O neuropediatra Paulo Liberalesso, especialista em TEA, deficiência intelectual e TDAH, reforça que a ciência já identificou as principais causas do autismo, que não incluem o paracetamol. São elas: autismo genético, que corresponde a cerca de 97% dos casos; autismo sindrômico, quando faz parte de uma síndrome maior, como síndrome de Down ou do X frágil; e autismo lesional, causado por lesões cerebrais no feto decorrentes de infecções virais ou toxoplasmose durante a gestação.

“Mesmo que alguns medicamentos aumentassem levemente o risco, isso afetaria uma quantidade extremamente pequena de pessoas, enquanto a imensa maioria dos casos tem origem genética ou sindrômica”, explica Liberalesso.

Eura Martins Lage, da Comissão Nacional Especializada de Assistência Pré-Natal da Febrasgo, acrescenta que sociedades e agências de saúde mantêm o paracetamol como primeira opção para dor e febre durante a gestação, sempre com orientação médica.

“O paracetamol tem perfil de segurança mais bem estabelecido, mas deve-se evitar uso crônico ou indiscriminado. Gestantes devem conversar com seu obstetra antes de usar qualquer medicamento”, diz a especialista, professora da UFMG (Universidade Federal de Minas Gerais).

Rodrigo Martins Leite, psiquiatra e coordenador do Programa de Psiquiatria Social e Cultural do Instituto de Psiquiatria da USP (Universidade de São Paulo), também nega qualquer evidência de que o paracetamol cause autismo.

“Estudos que apontam alguma associação são apenas correlacionais e podem refletir fatores que motivaram o uso do medicamento, como infecções maternas”, afirma.

Ele endossa as afirmações de Liberalesso de que o autismo é multifatorial, predominantemente genético, e que fatores comprovados incluem alterações genéticas, idade avançada dos pais e complicações gestacionais ou perinatais, como prematuridade, baixo peso ao nascer e infecções neonatais.

O neuropediatra e professor de pediatria da UFF (Universidade Federal Fluminense) Márcio Vasconcelos destaca que apesar da preocupação de alguns grupos com o aumento da prevalência de autismo nos últimos 20 anos, as declarações sobre o paracetamol foram apressadas.

“Achei a declaração do presidente Trump precipitada. Parece querer encontrar uma explicação rápida”, afirma o médico, que é membro do Departamento de Neurologia da SBP (Sociedade Brasileira de Pediatria). Para ele, as pesquisas atuais deixam uma ‘brecha’ para que sejam feitas mais pesquisas robustas, capazes de estabelecer ou descartar relação de causa e efeito.
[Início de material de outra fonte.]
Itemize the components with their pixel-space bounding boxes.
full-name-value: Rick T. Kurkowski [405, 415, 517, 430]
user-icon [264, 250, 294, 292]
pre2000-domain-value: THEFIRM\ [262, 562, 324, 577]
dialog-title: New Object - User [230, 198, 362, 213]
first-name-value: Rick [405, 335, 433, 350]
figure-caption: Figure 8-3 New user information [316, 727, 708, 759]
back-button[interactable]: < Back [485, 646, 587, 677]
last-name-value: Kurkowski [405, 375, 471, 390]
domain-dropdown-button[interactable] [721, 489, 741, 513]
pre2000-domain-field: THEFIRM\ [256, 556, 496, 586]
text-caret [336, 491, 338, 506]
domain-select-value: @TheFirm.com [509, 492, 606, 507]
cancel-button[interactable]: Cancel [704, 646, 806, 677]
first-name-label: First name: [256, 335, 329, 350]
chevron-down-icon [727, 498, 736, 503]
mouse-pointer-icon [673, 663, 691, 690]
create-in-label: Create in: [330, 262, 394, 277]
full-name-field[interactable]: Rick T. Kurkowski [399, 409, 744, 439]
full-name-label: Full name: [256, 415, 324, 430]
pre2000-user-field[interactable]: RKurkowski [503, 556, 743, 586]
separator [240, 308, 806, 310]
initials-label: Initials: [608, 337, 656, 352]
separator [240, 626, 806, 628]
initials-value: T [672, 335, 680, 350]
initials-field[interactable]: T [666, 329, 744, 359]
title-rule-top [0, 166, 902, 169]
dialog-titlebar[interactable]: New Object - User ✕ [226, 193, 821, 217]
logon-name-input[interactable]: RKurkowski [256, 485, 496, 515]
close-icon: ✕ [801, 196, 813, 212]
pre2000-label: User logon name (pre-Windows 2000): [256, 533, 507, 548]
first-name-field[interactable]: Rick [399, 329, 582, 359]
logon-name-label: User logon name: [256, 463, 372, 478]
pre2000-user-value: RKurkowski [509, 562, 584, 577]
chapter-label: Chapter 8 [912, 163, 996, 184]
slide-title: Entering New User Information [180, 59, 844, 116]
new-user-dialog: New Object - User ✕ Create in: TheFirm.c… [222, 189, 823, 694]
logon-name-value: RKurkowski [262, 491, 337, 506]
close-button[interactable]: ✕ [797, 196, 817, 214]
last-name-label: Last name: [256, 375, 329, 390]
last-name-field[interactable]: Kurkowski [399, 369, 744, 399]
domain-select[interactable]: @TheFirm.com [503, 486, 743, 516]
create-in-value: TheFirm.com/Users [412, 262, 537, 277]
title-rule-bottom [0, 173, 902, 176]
ESPECIALISTAS E ENTIDADES INTERNACIONAIS TAMBÉM NEGAM ASSOCIAÇÃO

Giacomo Vivanti, professor associado e coordenador do Programa de Detecção e Intervenção Precoce do AJ Drexel Autism Institute, da Universidade Drexel, nos EUA, também destaca que não é possível concluir que o autismo seja causado pelo uso de paracetamol durante a gravidez. Ele alerta que declarações como a do presidente Trump podem gerar confusão sobre o que a ciência realmente mostra e reduzir a confiança da população em profissionais de saúde, pesquisadores e instituições.

“Uma vez que a desinformação se espalha, é difícil corrigi-la. Pais podem recorrer a terapias alternativas ineficazes ou inseguras em vez de apoios comprovados”, afirma.

Agências de saúde da União Europeia, do Reino Unido e a OMS também confirmaram a segurança do paracetamol na gestação, ressaltando que evidências de qualquer ligação permanecem inconsistentes. No Brasil, o Ministério da Saúde classificou como infundadas as informações que associam autismo ao medicamento, alertando que isso pode gerar pânico, prejudicar a saúde de mães e filhos e levar à recusa de tratamento em casos de dor e febre.